FM Nirmala Sitharaman announced the Budget 2020 on 1st February and made groundbreaking changes. Trying to target tax evasions by changing Residential Status conditions.
Four major changes were proposed in regard to the Residential Status.
- Criteria for determining residential Status Changed
- Change in RNOR
- New Clause added to Section 6 IA
- Change in the Dividend Distribution Tax (DDT)
Criteria for determining Residential Status changed
Prior to the Finance bill 2020, Individuals staying in India up to 181 days were not classified as Resident. Ergo avoid paying Taxes.
High Networth Individuals leveraged this to avoid paying tax on income earned in a foreign country. This was because they were never deemed a Resident.

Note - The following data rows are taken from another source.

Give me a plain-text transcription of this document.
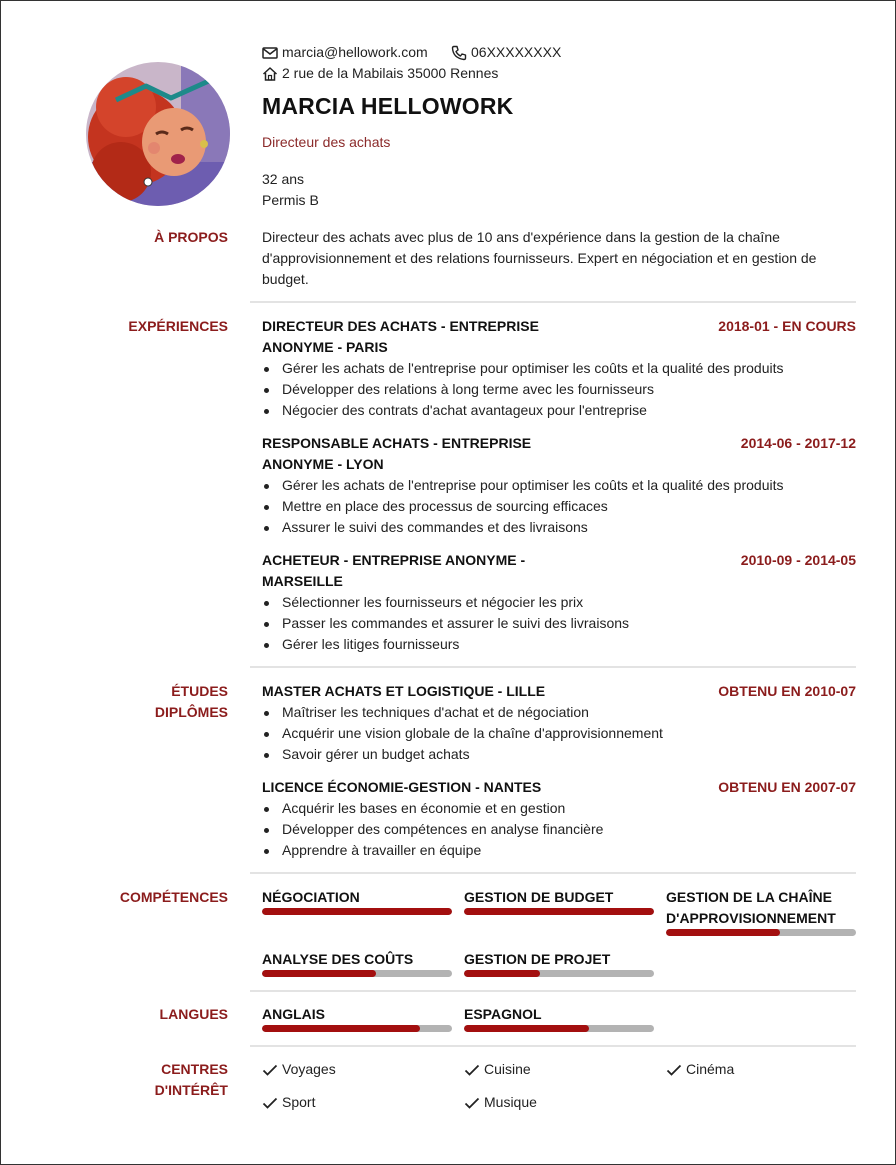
marcia@hellowork.com	06XXXXXXXX
2 rue de la Mabilais 35000 Rennes
MARCIA HELLOWORK
Directeur des achats
32 ans
Permis B
À PROPOS Directeur des achats avec plus de 10 ans d'expérience dans la gestion de la chaîne
d'approvisionnement et des relations fournisseurs. Expert en négociation et en gestion de
budget.
EXPÉRIENCES DIRECTEUR DES ACHATS - ENTREPRISE
ANONYME - PARIS
2018-01 - EN COURS
Gérer les achats de l'entreprise pour optimiser les coûts et la qualité des produits
Développer des relations à long terme avec les fournisseurs
Négocier des contrats d'achat avantageux pour l'entreprise
RESPONSABLE ACHATS - ENTREPRISE
ANONYME - LYON
2014-06 - 2017-12
Gérer les achats de l'entreprise pour optimiser les coûts et la qualité des produits
Mettre en place des processus de sourcing efficaces
Assurer le suivi des commandes et des livraisons
ACHETEUR - ENTREPRISE ANONYME -
MARSEILLE
2010-09 - 2014-05
Sélectionner les fournisseurs et négocier les prix
Passer les commandes et assurer le suivi des livraisons
Gérer les litiges fournisseurs
ÉTUDES
DIPLÔMES
MASTER ACHATS ET LOGISTIQUE - LILLE	OBTENU EN 2010-07
Maîtriser les techniques d'achat et de négociation
Acquérir une vision globale de la chaîne d'approvisionnement
Savoir gérer un budget achats
LICENCE ÉCONOMIE-GESTION - NANTES	OBTENU EN 2007-07
Acquérir les bases en économie et en gestion
Développer des compétences en analyse financière
Apprendre à travailler en équipe
COMPÉTENCES NÉGOCIATION	GESTION DE BUDGET	GESTION DE LA CHAÎNE
D'APPROVISIONNEMENT
ANALYSE DES COÛTS	GESTION DE PROJET
LANGUES ANGLAIS	ESPAGNOL
CENTRES
D'INTÉRÊT
Voyages	Cuisine	Cinéma
Sport	Musique
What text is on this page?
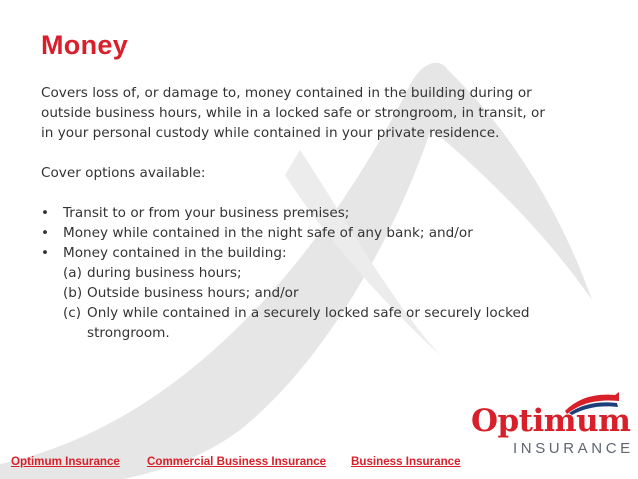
Money

Covers loss of, or damage to, money contained in the building during or

outside business hours, while in a locked safe or strongroom, in transit, or

in your personal custody while contained in your private residence.

Cover options available:

• Transit to or from your business premises;
• Money while contained in the night safe of any bank; and/or
• Money contained in the building:
(a) during business hours;
(b) Outside business hours; and/or
(c) Only while contained in a securely locked safe or securely locked strongroom.
Optimum Insurance Commercial Business Insurance Business Insurance
Optimum
INSURANCE
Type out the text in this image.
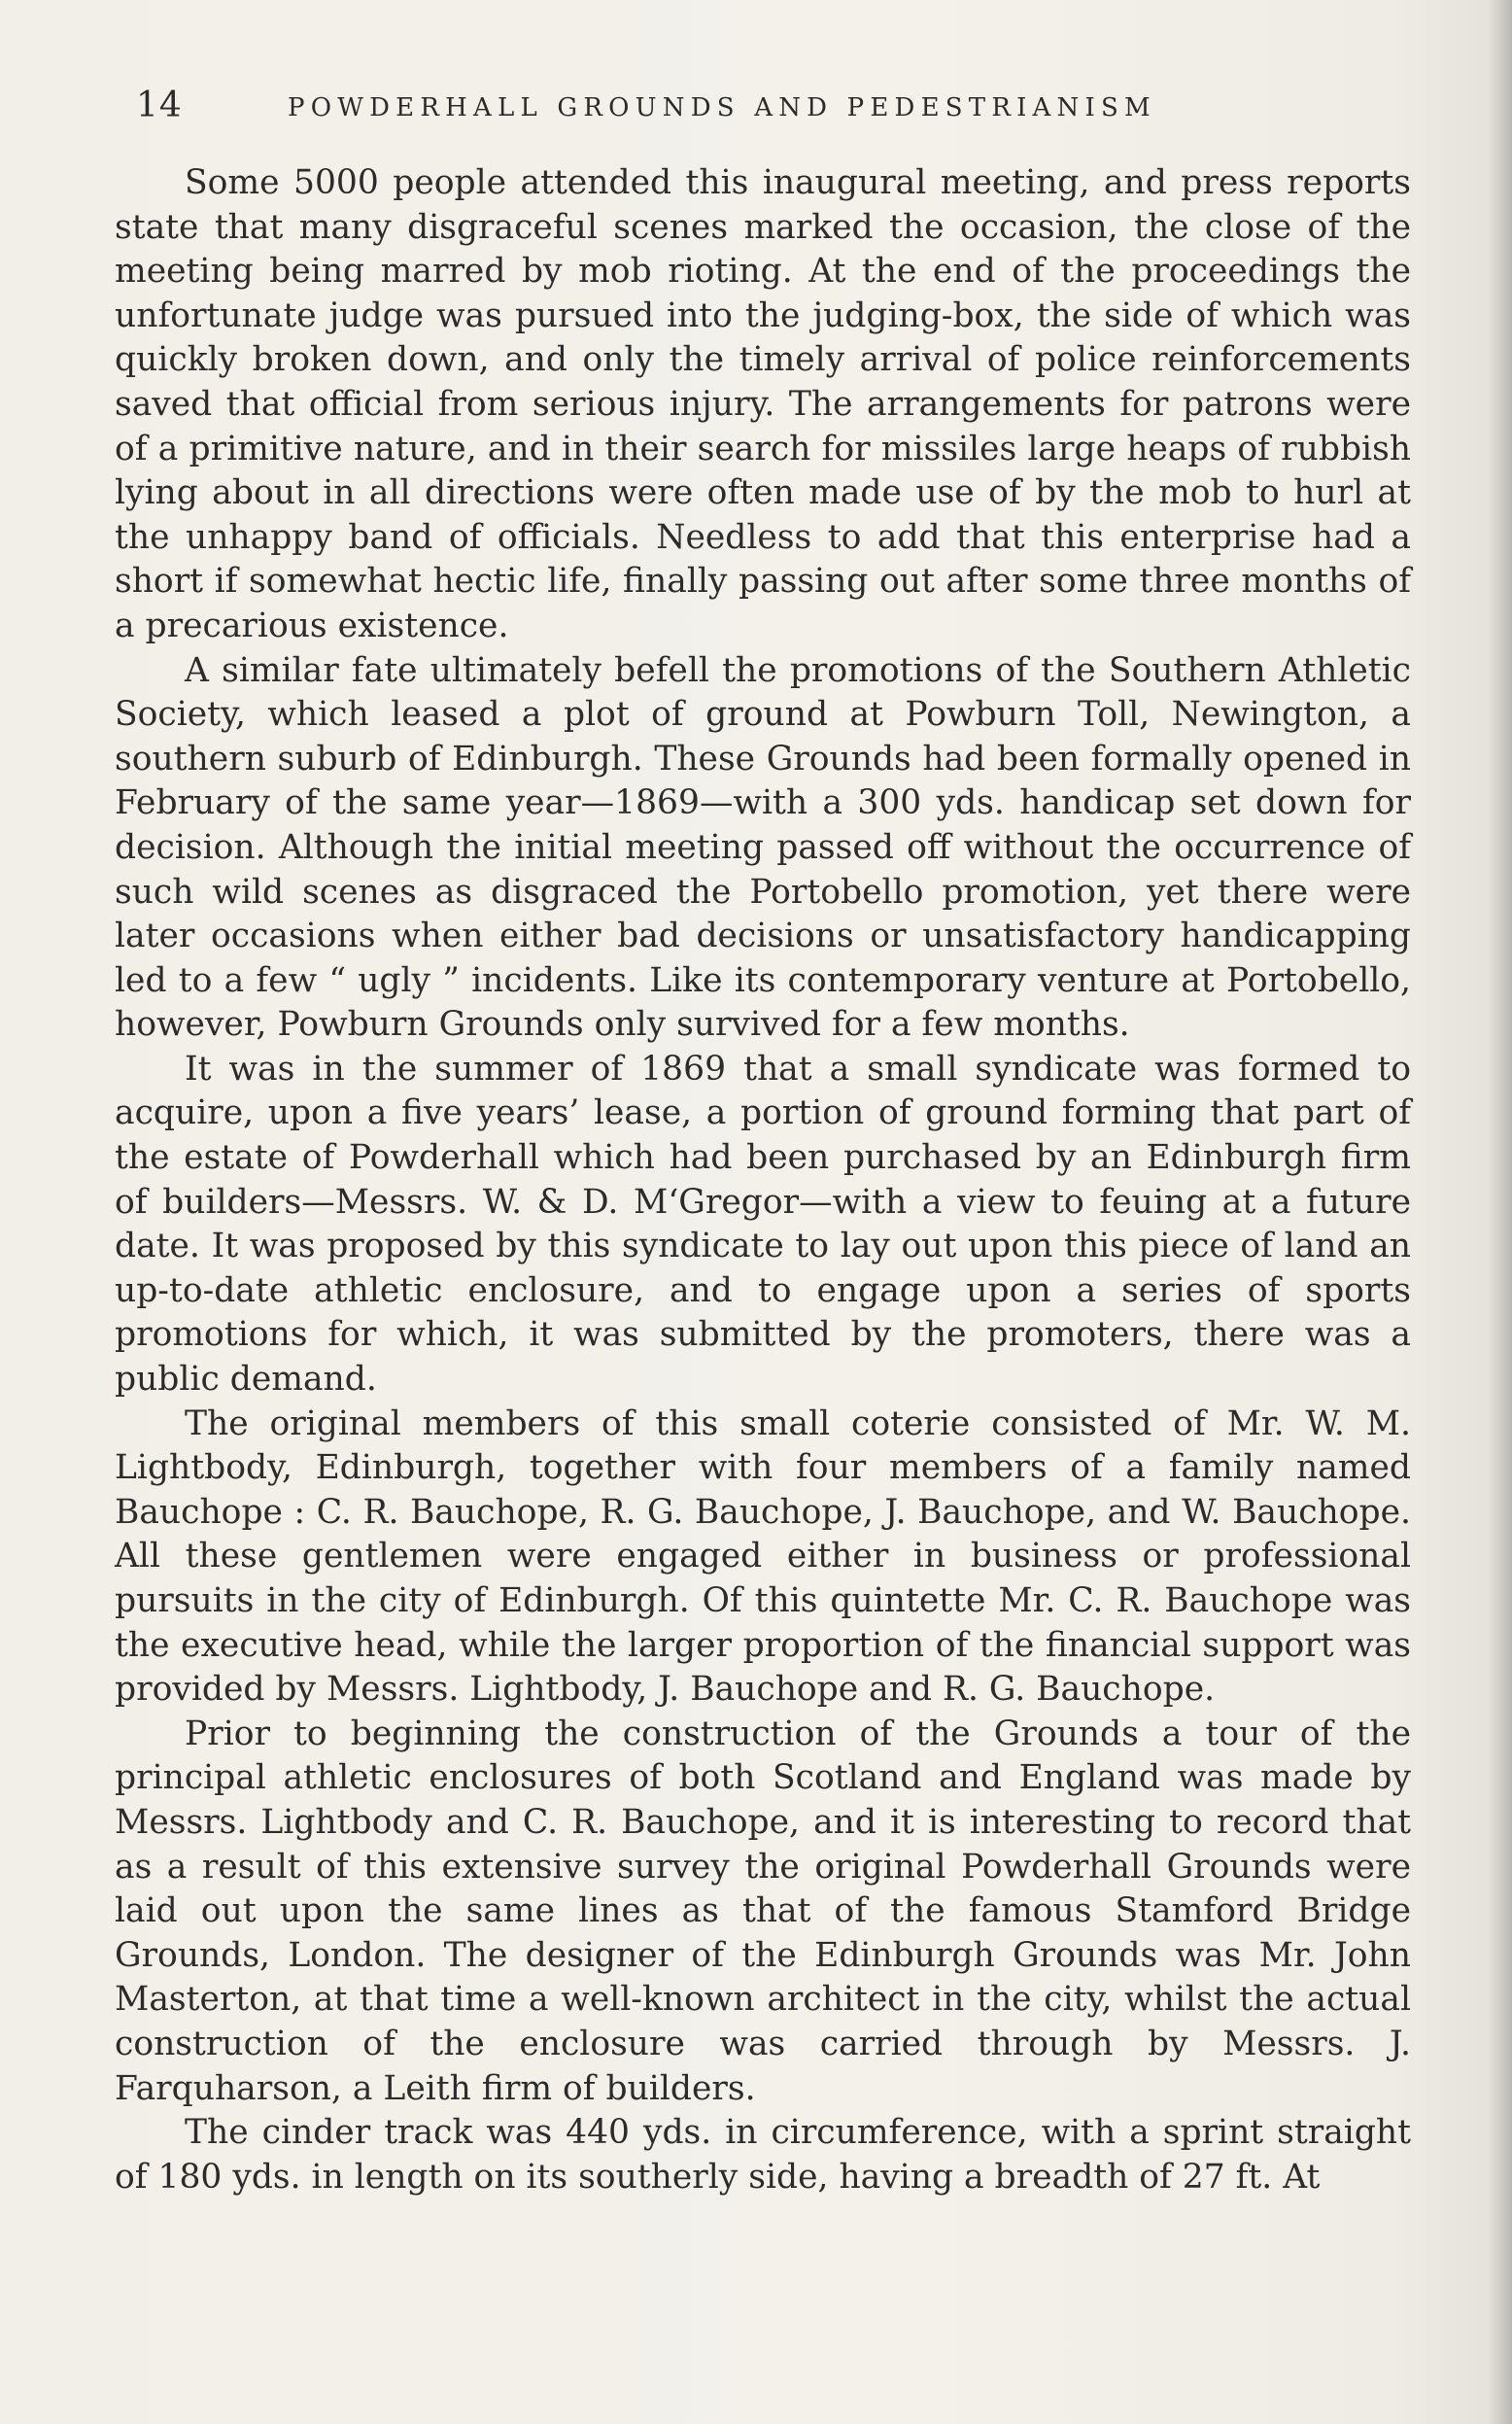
14	POWDERHALL GROUNDS AND PEDESTRIANISM

Some 5000 people attended this inaugural meeting, and press reports state that many disgraceful scenes marked the occasion, the close of the meeting being marred by mob rioting. At the end of the proceedings the unfortunate judge was pursued into the judging-box, the side of which was quickly broken down, and only the timely arrival of police reinforcements saved that official from serious injury. The arrangements for patrons were of a primitive nature, and in their search for missiles large heaps of rubbish lying about in all directions were often made use of by the mob to hurl at the unhappy band of officials. Needless to add that this enterprise had a short if somewhat hectic life, finally passing out after some three months of a precarious existence.

A similar fate ultimately befell the promotions of the Southern Athletic Society, which leased a plot of ground at Powburn Toll, Newington, a southern suburb of Edinburgh. These Grounds had been formally opened in February of the same year—1869—with a 300 yds. handicap set down for decision. Although the initial meeting passed off without the occurrence of such wild scenes as disgraced the Portobello promotion, yet there were later occasions when either bad decisions or unsatisfactory handicapping led to a few “ ugly ” incidents. Like its contemporary venture at Portobello, however, Powburn Grounds only survived for a few months.

It was in the summer of 1869 that a small syndicate was formed to acquire, upon a five years’ lease, a portion of ground forming that part of the estate of Powderhall which had been purchased by an Edinburgh firm of builders—Messrs. W. & D. M‘Gregor—with a view to feuing at a future date. It was proposed by this syndicate to lay out upon this piece of land an up-to-date athletic enclosure, and to engage upon a series of sports promotions for which, it was submitted by the promoters, there was a public demand.

The original members of this small coterie consisted of Mr. W. M. Lightbody, Edinburgh, together with four members of a family named Bauchope : C. R. Bauchope, R. G. Bauchope, J. Bauchope, and W. Bauchope. All these gentlemen were engaged either in business or professional pursuits in the city of Edinburgh. Of this quintette Mr. C. R. Bauchope was the executive head, while the larger proportion of the financial support was provided by Messrs. Lightbody, J. Bauchope and R. G. Bauchope.

Prior to beginning the construction of the Grounds a tour of the principal athletic enclosures of both Scotland and England was made by Messrs. Lightbody and C. R. Bauchope, and it is interesting to record that as a result of this extensive survey the original Powderhall Grounds were laid out upon the same lines as that of the famous Stamford Bridge Grounds, London. The designer of the Edinburgh Grounds was Mr. John Masterton, at that time a well-known architect in the city, whilst the actual construction of the enclosure was carried through by Messrs. J. Farquharson, a Leith firm of builders.

The cinder track was 440 yds. in circumference, with a sprint straight of 180 yds. in length on its southerly side, having a breadth of 27 ft. At
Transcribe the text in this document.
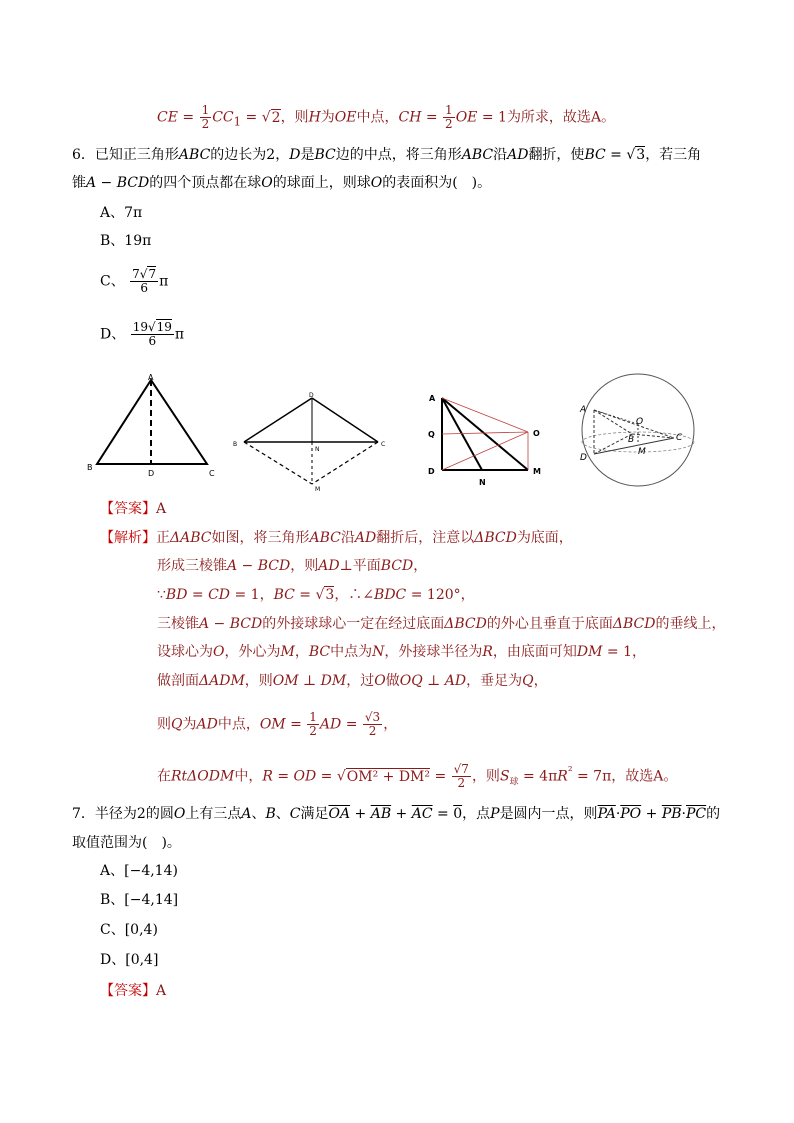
CE = $\frac{1}{2} CC_1 = √2$，则H为OE中点，CH = $\frac{1}{2}$ OE = 1为所求，故选A。
6．已知正三角形ABC的边长为2，D是BC边的中点，将三角形ABC沿AD翻折，使BC = √3，若三角
锥A − BCD的四个顶点都在球O的球面上，则球O的表面积为(　)。
A、7π
B、19π
C、 $\frac{7√7}{6}$ π
D、 $\frac{19√19}{6}$ π
A
B
C
D
D
B	C
N
M
A
Q
D
N
M
O
A
O
B	C
D
M
【答案】A
【解析】正ΔABC如图，将三角形ABC沿AD翻折后，注意以ΔBCD为底面，
形成三棱锥A − BCD，则AD⊥平面BCD，
∵BD = CD = 1，BC = √3，∴∠BDC = 120°，
三棱锥A − BCD的外接球球心一定在经过底面ΔBCD的外心且垂直于底面ΔBCD的垂线上，
设球心为O，外心为M，BC中点为N，外接球半径为R，由底面可知DM = 1，
做剖面ΔADM，则OM ⊥ DM，过O做OQ ⊥ AD，垂足为Q，
则Q为AD中点，OM = $\frac{1}{2}$ AD = $\frac{√3}{2}$ ，
在RtΔODM中，R = OD = $√OM^2 + DM^2 = \frac{√7}{2}$ ，则$S_球 = 4\pi R^{^2} = 7\pi$，故选A。
7．半径为2的圆O上有三点A、B、C满足$\overline{OA} + \overline{AB} + \overline{AC} = 0$，点P是圆内一点，则$\overline{PA}\cdot\overline{PO} + \overline{PB}\cdot\overline{PC}$的
取值范围为(　)。
A、[−4,14)
B、[−4,14]
C、[0,4)
D、[0,4]
【答案】A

Once an individual is deemed a Resident, the income that accrues or arises outside India is also Taxable In India. This loophole was amended in the Budget 2020.
The Primary condition of 182 days for determining Residential Status has been changed to 120 days in the Union Budget 2020. This change would mean that Indian nationals Residing outside India will be deemed a Resident of India — if they stayed 120 days in a financial year.
Following this revision, the number of people who qualify for being a Resident of India will increase. Subsequently, Tax Revenue will increase.
Change for RNOR
Along with Government tightening the grip on Residential Status Criteria, it also gave a breather to some ‘genuine cases’.
Earlier to be an RNOR (Resident but Not Ordinary Resident) of India, one had to be a Resident for 2 out of 10 Previous Years and had to be in India not more than 729 days in all these years.
In Finance Bil 2020, the requirement of being a Resident was increased to 4 out of 10 Previous Year. So people who genuinely visit the country on personal visits like meeting family, or vacations — should not worry.
New Clause added to Section 6 IA
Any Indian Citizen will be deemed as a Resident of India if he/she isn’t a Resident in any other country.
Now, Indian Citizens that managed to evade taxes on Foreign Income — since they were not a Resident of any country — will be deemed as a Resident of India. They will now be liable to pay tax in India.
Another key change announced that if an Individual is a Deemed Resident of India, he/she will be required to disclose information of all the Assets and Finances in a foreign land. Individuals failing to do so will be listed under the Black Money Act. This change is expected to help curb the outflow of unregistered Income outside India.
Changes on similar lines have been made in the US. For instance: Tech Giant Apple Inc avoided paying taxes in the US, as their establishments were in countries with zero tax or very less tax. The US Finance Department couldn’t allow to forgo such tax revenue and introduced an amended law. (obviously duh…)
Introduction of the new clause under Section 6 IA created a lot of panic among expatriates living abroad. But there isn’t anything to worry about as India has a Double Taxation Avoidance Agreement (DTAA) with most countries.
- Fatema is a Resident of the USA and India and has an Economic Interest in the US, but also enjoys Income from shares (LTCG) in India. In that case, She will need to pay tax on LTCG in India. She can get a rebate for the same amount when she files her return in the US. Adding on, any income she earned in the US will not be taxed in India as per the DTAA.
- The second Scenario, If her permanent home is in the US, then Fatema will be only liable to pay taxes there. But in case Fatema is having a permanent home in both the countries, Tax will be deducted in the country where she has Economic Interest.
Dividend Distribution Tax (DDT) for NRIs
Up to FY 19–20, DDT was deducted by the companies on dividend paid to its shareholders. In the Finance Bill, FM Nirmala Sitharaman abolished DDT paid by the companies. The Dividend is not taxable in the hands of the shareholders. However, companies will deduct TDS on dividend distributed.
As the old saying goes, “One never forgets one’s roots” many Indians living overseas hold shares of Indian Companies. Since there is no DDT, TDS will be applicable to Investors. TDS will be deducted u/s 195 in the case of NRI shareholders and dividend income will be taxed at slab rates.
NRI’s can claim a refund of deducted TDS by filing ITR. With this change, the Income Tax Department is expecting an increase in the number of foreign investors. Hence, reviving the slow Investment rates in the country.
Refer to the image below for further clarity…
To wrap up, it looks like FinMin has had her patience tested with Individuals who dodged paying taxes. With these changes, she has made it clear that the Indian Government will not allow Residents to run loose. While she tried to make sure that no one is treated unfairly or pays double taxes. We feel that these changes will help to limit the outflow of unregistered Income and help to curate it for the greater good.